Il appartient au juge de l’excès de pouvoir, saisi de moyens en ce sens, de rechercher si les faits reprochés à un détenu ayant fait l’objet d’une sanction disciplinaire constituent des fautes de nature à justifier une sanction et si la sanction retenue est proportionnée à la gravité de ces fautes.
Il ressort des pièces du dossier que le 5 octobre 2022, à 10h15, M. D… a refusé de se soumettre à la palpation de sécurité lors de la descente au 2e tour de promenade et a donné un violent coup de poing au visage du surveillant. Le même jour, à 10h30, alors qu’il est procédé à la fouille intégrale du détenu, celui-ci a tenté d’asséner un coup de poing puis d’étrangler un surveillant. Tandis que des membres de l’administration sont intervenus pour desserrer l’étreinte, il a mordu un surveillant à deux reprises et a craché au visage du gradé d’encadrement. Compte tenu de la violence de ces faits et des nombreuses sanctions dont a fait l’objet par le passé M. D…, la sanction de 30 jours de cellule disciplinaire qui lui a été infligée n’est pas disproportionnée.

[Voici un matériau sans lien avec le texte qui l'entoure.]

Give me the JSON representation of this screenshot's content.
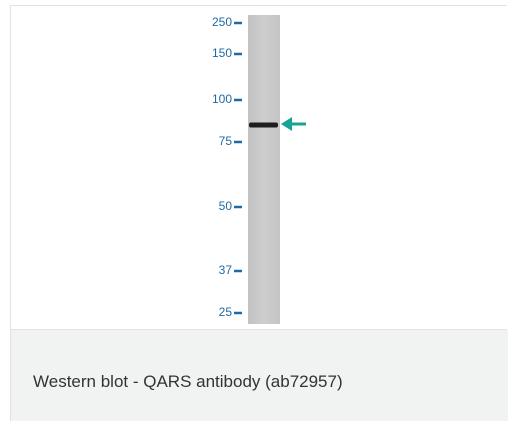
{
  "figure": {
    "markers": [
      "250",
      "150",
      "100",
      "75",
      "50",
      "37",
      "25"
    ],
    "caption": "Western blot - QARS antibody (ab72957)"
  }
}
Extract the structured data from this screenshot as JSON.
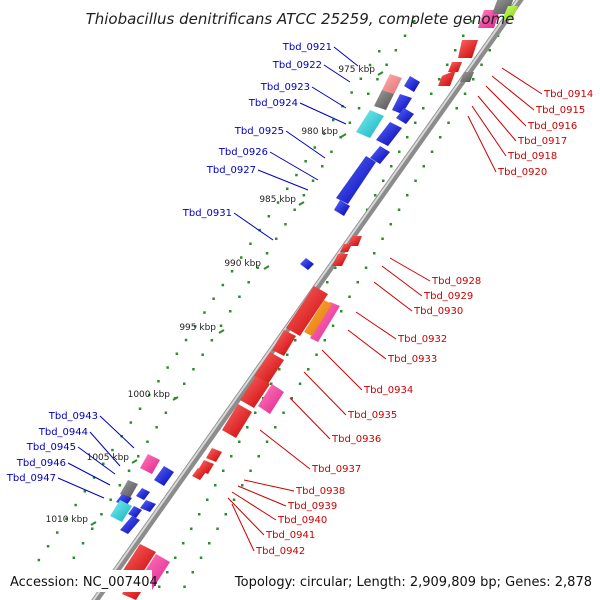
{
  "title": "Thiobacillus denitrificans ATCC 25259, complete genome",
  "footer": {
    "accession": "Accession: NC_007404",
    "summary": "Topology: circular; Length: 2,909,809 bp; Genes: 2,878"
  },
  "colors": {
    "reverse_strand_label": "#0000c0",
    "forward_strand_label": "#cc0000",
    "backbone": "#8c8c8c",
    "tick": "#2e8b2e"
  },
  "ticks": [
    "975 kbp",
    "980 kbp",
    "985 kbp",
    "990 kbp",
    "995 kbp",
    "1000 kbp",
    "1005 kbp",
    "1010 kbp"
  ],
  "reverse_labels": [
    "Tbd_0921",
    "Tbd_0922",
    "Tbd_0923",
    "Tbd_0924",
    "Tbd_0925",
    "Tbd_0926",
    "Tbd_0927",
    "Tbd_0931",
    "Tbd_0943",
    "Tbd_0944",
    "Tbd_0945",
    "Tbd_0946",
    "Tbd_0947"
  ],
  "forward_labels": [
    "Tbd_0914",
    "Tbd_0915",
    "Tbd_0916",
    "Tbd_0917",
    "Tbd_0918",
    "Tbd_0920",
    "Tbd_0928",
    "Tbd_0929",
    "Tbd_0930",
    "Tbd_0932",
    "Tbd_0933",
    "Tbd_0934",
    "Tbd_0935",
    "Tbd_0936",
    "Tbd_0937",
    "Tbd_0938",
    "Tbd_0939",
    "Tbd_0940",
    "Tbd_0941",
    "Tbd_0942"
  ]
}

Il résulte de ce qui précède que la requête de M. D… doit être rejetée, y compris les conclusions présentées sur le fondement de l’article L. 761-1 du code de justice administrative.
D E C I D E :
Article 1er : La requête de M. D… est rejetée.
Article 2 : Le présent jugement sera notifié à M. C… D…, à la SCP Thémis avocats & associés et au garde des sceaux, ministre de la justice.
Délibéré après l’audience du 25 novembre 2025, à laquelle siégeaient :
M. Vial-Pailler, président,
Mme Fourcade, première conseillère,
Mme Akoun, première conseillère.
Rendu public par mise à disposition au greffe le 23 décembre 2025.
La rapporteure,
F. FOURCADE
Le président,
C. VIAL-PAILLER
Le greffier,
G. MORAND
La République mande et ordonne au garde des sceaux, ministre de la justice, en ce qui le concerne et à tous commissaires de justice à ce requis en ce qui concerne les voies de droit commun contre les parties privées, de pourvoir à l’exécution de la présente décision.